Spotlight: RedLaw interviews…Amy Hambleton, RedLaw Director

By RedLaw | 01 May, 2018

RedLaw were proud winners of the Best Professional Services Recruitment Company to Work For in 2017, finalists in 2018 and, more recently, Amy Hambleton, has achieved finalist status for the Global Recruiter Awards for Best Permanent Consultant category. We recently interviewed Amy about why she took the leap moving from law into recruitment, the best traits needed to be a successful recruiter and the reasons behind why RedLaw is the best legal agency to work for.


What were you doing before you became a legal headhunter?

I was a Senior Associate at Allen & Overy, practising employment law.
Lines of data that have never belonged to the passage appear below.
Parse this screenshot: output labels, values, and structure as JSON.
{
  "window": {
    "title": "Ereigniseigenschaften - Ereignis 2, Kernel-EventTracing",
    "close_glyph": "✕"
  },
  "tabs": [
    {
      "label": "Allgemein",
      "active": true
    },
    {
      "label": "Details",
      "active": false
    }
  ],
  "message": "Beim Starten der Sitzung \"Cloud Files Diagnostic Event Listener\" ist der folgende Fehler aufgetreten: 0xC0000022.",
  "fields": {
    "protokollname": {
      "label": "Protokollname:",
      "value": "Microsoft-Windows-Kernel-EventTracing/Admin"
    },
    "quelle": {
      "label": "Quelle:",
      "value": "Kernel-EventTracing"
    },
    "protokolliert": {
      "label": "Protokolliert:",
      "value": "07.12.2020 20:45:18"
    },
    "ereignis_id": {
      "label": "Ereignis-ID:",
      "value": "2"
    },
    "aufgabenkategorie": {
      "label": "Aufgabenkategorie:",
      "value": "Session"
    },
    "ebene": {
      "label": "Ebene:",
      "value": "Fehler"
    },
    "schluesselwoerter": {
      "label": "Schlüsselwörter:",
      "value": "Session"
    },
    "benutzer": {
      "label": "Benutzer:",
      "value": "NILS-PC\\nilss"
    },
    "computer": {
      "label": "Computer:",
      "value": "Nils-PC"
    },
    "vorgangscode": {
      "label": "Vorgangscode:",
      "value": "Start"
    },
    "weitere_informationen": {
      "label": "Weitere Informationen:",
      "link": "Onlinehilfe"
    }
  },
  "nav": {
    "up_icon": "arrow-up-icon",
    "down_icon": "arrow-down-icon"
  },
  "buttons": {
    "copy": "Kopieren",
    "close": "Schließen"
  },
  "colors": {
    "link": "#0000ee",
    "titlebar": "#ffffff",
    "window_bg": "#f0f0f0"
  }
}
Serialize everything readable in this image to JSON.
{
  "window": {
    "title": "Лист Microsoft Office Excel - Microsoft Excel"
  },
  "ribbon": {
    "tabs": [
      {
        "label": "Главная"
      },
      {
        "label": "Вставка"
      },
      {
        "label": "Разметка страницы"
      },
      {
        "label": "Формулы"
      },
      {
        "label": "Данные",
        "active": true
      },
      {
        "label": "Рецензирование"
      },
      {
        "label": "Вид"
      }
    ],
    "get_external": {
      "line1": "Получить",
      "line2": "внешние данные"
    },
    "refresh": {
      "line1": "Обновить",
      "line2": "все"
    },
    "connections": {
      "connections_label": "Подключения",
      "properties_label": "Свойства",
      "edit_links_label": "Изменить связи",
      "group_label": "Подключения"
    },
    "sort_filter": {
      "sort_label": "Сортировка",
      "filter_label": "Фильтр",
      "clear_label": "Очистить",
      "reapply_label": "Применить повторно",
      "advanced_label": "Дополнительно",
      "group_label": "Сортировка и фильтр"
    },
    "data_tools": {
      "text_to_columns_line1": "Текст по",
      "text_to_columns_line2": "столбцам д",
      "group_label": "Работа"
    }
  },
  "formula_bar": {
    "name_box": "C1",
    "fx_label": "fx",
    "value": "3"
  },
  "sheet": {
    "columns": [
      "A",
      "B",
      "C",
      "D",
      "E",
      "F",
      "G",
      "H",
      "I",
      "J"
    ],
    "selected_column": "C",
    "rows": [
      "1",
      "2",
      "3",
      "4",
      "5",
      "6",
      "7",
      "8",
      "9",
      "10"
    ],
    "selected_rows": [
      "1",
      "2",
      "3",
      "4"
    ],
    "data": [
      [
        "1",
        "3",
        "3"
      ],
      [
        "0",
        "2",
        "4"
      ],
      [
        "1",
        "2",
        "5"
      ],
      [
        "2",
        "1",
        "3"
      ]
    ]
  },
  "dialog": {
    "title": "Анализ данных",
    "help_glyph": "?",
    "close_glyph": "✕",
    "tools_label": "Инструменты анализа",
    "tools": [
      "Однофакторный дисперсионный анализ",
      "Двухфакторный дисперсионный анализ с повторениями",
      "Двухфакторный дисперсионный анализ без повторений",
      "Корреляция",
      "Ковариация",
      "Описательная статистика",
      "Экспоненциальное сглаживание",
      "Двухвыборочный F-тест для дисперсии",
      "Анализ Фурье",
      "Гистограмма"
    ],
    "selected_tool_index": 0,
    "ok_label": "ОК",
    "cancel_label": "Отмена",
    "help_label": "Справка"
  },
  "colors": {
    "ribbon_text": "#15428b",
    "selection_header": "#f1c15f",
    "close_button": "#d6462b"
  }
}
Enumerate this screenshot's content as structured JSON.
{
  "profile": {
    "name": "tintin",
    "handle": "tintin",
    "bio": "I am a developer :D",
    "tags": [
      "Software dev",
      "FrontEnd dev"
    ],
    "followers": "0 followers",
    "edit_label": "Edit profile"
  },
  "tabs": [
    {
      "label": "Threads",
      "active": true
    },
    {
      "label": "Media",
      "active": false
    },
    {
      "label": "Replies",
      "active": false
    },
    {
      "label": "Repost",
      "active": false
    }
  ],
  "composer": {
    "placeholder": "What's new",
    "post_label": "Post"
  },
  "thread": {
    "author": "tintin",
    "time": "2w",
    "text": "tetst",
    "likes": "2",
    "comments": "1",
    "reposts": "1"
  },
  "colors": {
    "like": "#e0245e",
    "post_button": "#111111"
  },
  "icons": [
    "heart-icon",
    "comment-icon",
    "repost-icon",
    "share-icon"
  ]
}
Was there a specific moment which made you decide to leave the law?

Waking up with ‘Sunday Night Dread’ every day – and walking up to the office one day and having to will myself to go in. It wasn’t so much a very conscious decision to leave the law, but more that I couldn’t continue dreading going to work, when I had a long career ahead of me. I enjoyed employment law, but had found the constant law changes and long hours had ground me down. I decided to do something different – not even thinking that it would be a long term career choice – in an area where I could still have a connection with the law, but was focused on meeting people, being commercial and not getting bogged down in huge letters of advice!  I was approached with job offers to go back into the law consistently for a good couple of years after having made the transition, but have never looked back.


Did you consider any other alternatives to headhunting?

I sat down with a book about 365 alternatives a lawyer could do, which ultimately meant looking at activities I enjoyed – all of which pointed to the area of recruitment in being connected to people, giving advice and being commercial.


What was it about headhunting that appealed to you? 

I wasn’t aware of the differences between headhunting and other recruitment methodologies so I went to speak to people already doing the role as well as different types of recruitment firms: pure executive search (which didn’t appeal due to the long, project based nature and my shorter attention span), contingent recruitment and also those doing a mixture. The idea of cold calling people did not appeal to me at all, but the legal market has changed and we at RedLaw headhunt on specific briefs. Headhunting is now an expected and often welcomed methodology to fill a client’s brief and to have sensible conversations about the market and opportunities within it.


You were a finalist in last year’s REC (Recruitment & Employment Confederation) IRP awards for Best Business Leader and, more recently, nominated as a finalist in the Global Recruiter awards taking place at the end of May for Best Permanent Consultant. What are the 3 most essential qualities a person needs to have if they are considering a career in recruitment?

  1. The ability to listen and make considered judgements
  2. An interest in people and consequently the ability to build relationships
  3. Perseverance


What traits do you think make you stand out from the crowd and how does your approach at RedLaw differ from other headhunters working in the legal sector? What factors would you attribute to your success?

We focus on providing honest, positive and knowledgeable career advice, to assist lawyers in making the right career choices. We focus on the service that we provide and not on the short term fee. I work tirelessly on behalf of lawyers I work with and law firms I represent. I often hear that we are different as we aren’t seen to be ‘selling’ but partnering and are passionate about giving the proper advice for lawyers and law firms alike.


In 2017, RedLaw won the Recruiter’s ‘Best Professional Services Company to Work For’ award. How would you describe the RedLaw culture in 3 word?

Supportive, collaborative and energetic


What does a typical day look like for you?

There is no typical day, which was a big change from my career as a lawyer. I can meet a lawyer or law firm for breakfast or coffee, have various conversations on the phone with lawyers, go in to law firms to discuss their recruitment needs, advise on business plans and processes, prepare partners for meetings, negotiate offers, present internal training sessions, prepare pitches, amongst other things.


What advice would you give to someone looking to move into headhunting/recruitment?

It’s a fantastic profession for someone who is seeking a merit-based career – with no limit on earnings, a chance to have a real impact on someone’s career and the opportunity to meet a huge array of people. It is a career where  you need to be self-driven and able to motivate yourself too.


What’s the best piece of advice ever given to you and who gave it to you?

“Do the right thing and the rewards will follow” – too many recruitment professionals focus on short term fees and I truly believe that if I give the right advice for lawyers and for law firms, then this will pay off in the long run –as now proven by being nearly 10 years in business.


What is your greatest personal or professional achievement to date?

I’ve helped to make some career changing opportunities for lawyers which gives a great deal of personal satisfaction seeing how careers have developed. Equally, spearheading the growth of RedLaw and our rise to become a prominent legal recruiter with a brilliant and supportive team makes me hugely proud.